IN LOVING MEMORY OF
Paul
Janensch
November 26, 1938 – July 15, 2025
Paul Janensch, age 86, most recently of Bridgeport, CT, passed away peacefully on July 15th with his wife and daughter by his side. Born Carl Paul Janensch Jr. on November 26, 1938, in Evanston, IL, Paul was the son of Carl Paul Janensch Sr. and Ruth Enright Janensch of Winnetka, IL, Long Lake, IL, and Vero Beach, FL. Paul was a graduate of Georgetown University and the Columbia University School of Journalism.
Paul was a top editor for several newspapers over a long and illustrious career. He was the former executive editor of The Courier-Journal and Louisville Times, based in Louisville, Kentucky. During his 23-year tenure, he covered Martin Luther King's march to Selma, created the first ombudsman function for a modern North American newspaper, and managed staffers who won a Pulitzer Prize for their coverage of refugee camps in Southeast Asia. Paul also was a top editor at the Philadelphia Daily News, The Journal News in Rockland County, NY, and the Telegram and Gazette in Worcester, MA. Throughout his career he was known for recruiting and promoting women and minority news professionals.
For 14 years Paul was a professor of journalism to undergraduate and graduate students at Quinnipiac University where he was granted tenure, retiring in 2009. While at Quinnipiac he co-wrote Dear Eva, a nonfiction play based on love letters from World War II and the script of Famine Echoes about Ireland's Great Hunger. He also taught students studying in Ireland and was appointed a writing adjunct for Ireland's Great Hunger Museum at the university.
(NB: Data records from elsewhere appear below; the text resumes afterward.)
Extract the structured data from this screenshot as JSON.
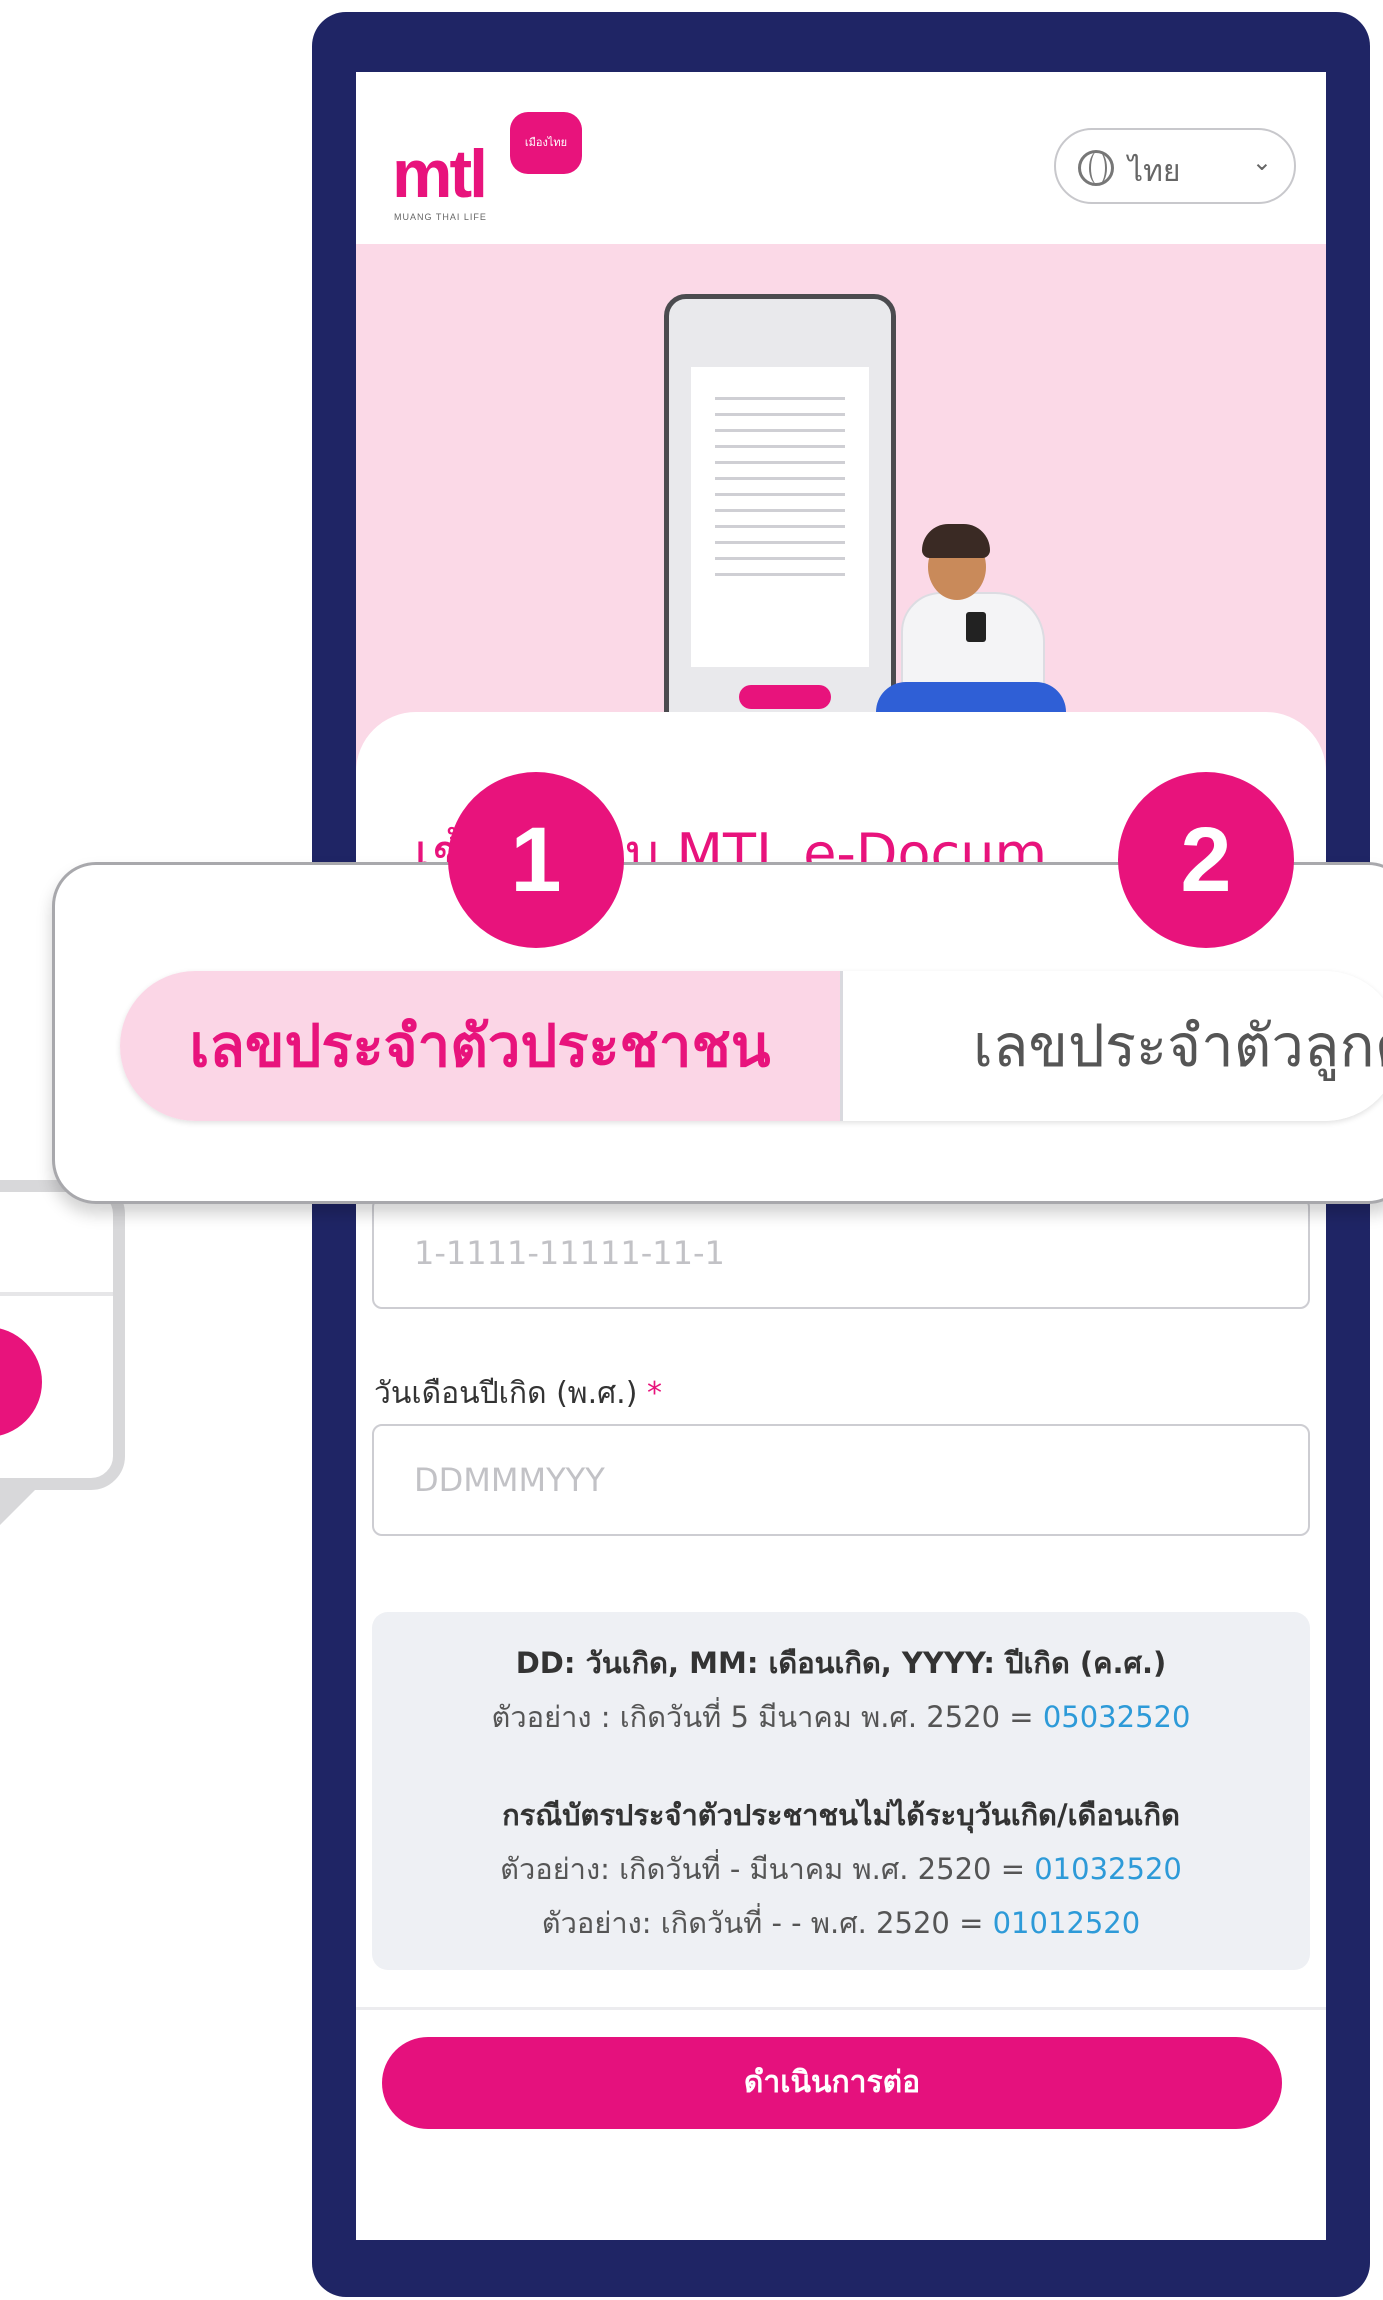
{
  "header": {
    "logo_text": "mtl",
    "logo_tag": "เมืองไทย",
    "logo_subtitle": "MUANG THAI LIFE",
    "language": "ไทย"
  },
  "page": {
    "partial_title": "เข้าสู่ระบบ MTL e-Docum"
  },
  "tabs": [
    {
      "label": "เลขประจำตัวประชาชน",
      "active": true
    },
    {
      "label": "เลขประจำตัวลูกค้า",
      "active": false
    }
  ],
  "badges": [
    "1",
    "2"
  ],
  "form": {
    "id_placeholder": "1-1111-11111-11-1",
    "dob_label": "วันเดือนปีเกิด (พ.ศ.)",
    "dob_required_mark": "*",
    "dob_placeholder": "DDMMMYYY"
  },
  "info": {
    "line1": "DD: วันเกิด, MM: เดือนเกิด, YYYY: ปีเกิด (ค.ศ.)",
    "line2_text": "ตัวอย่าง : เกิดวันที่ 5 มีนาคม พ.ศ. 2520 = ",
    "line2_value": "05032520",
    "line3": "กรณีบัตรประจำตัวประชาชนไม่ได้ระบุวันเกิด/เดือนเกิด",
    "line4_text": "ตัวอย่าง: เกิดวันที่ - มีนาคม พ.ศ. 2520 = ",
    "line4_value": "01032520",
    "line5_text": "ตัวอย่าง: เกิดวันที่ - - พ.ศ. 2520 = ",
    "line5_value": "01012520"
  },
  "cta_label": "ดำเนินการต่อ",
  "colors": {
    "brand": "#e8137c",
    "frame": "#1f2565",
    "hero_bg": "#fbd9e7",
    "link": "#2d9ad8"
  }
}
While at the university and into his retirement, Paul was a radio commentator at NPR-affiliated stations in Connecticut, Florida, and New York.
Throughout his career, Paul advocated for good journalism domestically and internationally. He held leadership roles in numerous professional organizations, advised newly-independent newspapers in Russia, and delivered multiple lectures on the American news media in Beijing.
Paul was an avid boater wherever he lived, including on Long Lake and Lake Michigan, the Ohio River, the Hudson River, Narragansett Bay, the Indian River, and Long Island Sound. As a young man he saved a man from drowning after he fell overboard, jumped ramps on waterskis, and earned a varsity letter in sailing at Georgetown. Throughout his adult life he spent many warm weekends and evenings with his family as Captain Paul sailing and exploring coves and waterways.
Devoted husband, father, and grandfather, Paul is survived by his wife, Gail Evans Janensch; adult children, Laurel Syah (Anto) of Westport, CT, William Janensch of New York City, and Michael Janensch (Philip Ficks) of Cincinnati, OH; and grandchildren, Adam and Lukas Syah, also of Westport, CT. Other surviving family members include Harriet Janensch, Pat Janensch, Ernest Janensch, Beth Hansson-Hoffman and her adult children, Haley and Olie, Jane Hansson, Katie and Warren Anderson, and their adult children, Kelsey Gonzales and Rosie Anderson. His siblings, Susan and Christopher, predeceased him.
In lieu of flowers, donations can be made to the School Sisters of Notre Dame: www.atlanticmidwest.org/give/online. A Jesuit Catholic, Paul respected and appreciated the joy, compassion, and intellect they brought to their shared community at 3030 Park Avenue (previously known as The Watermark).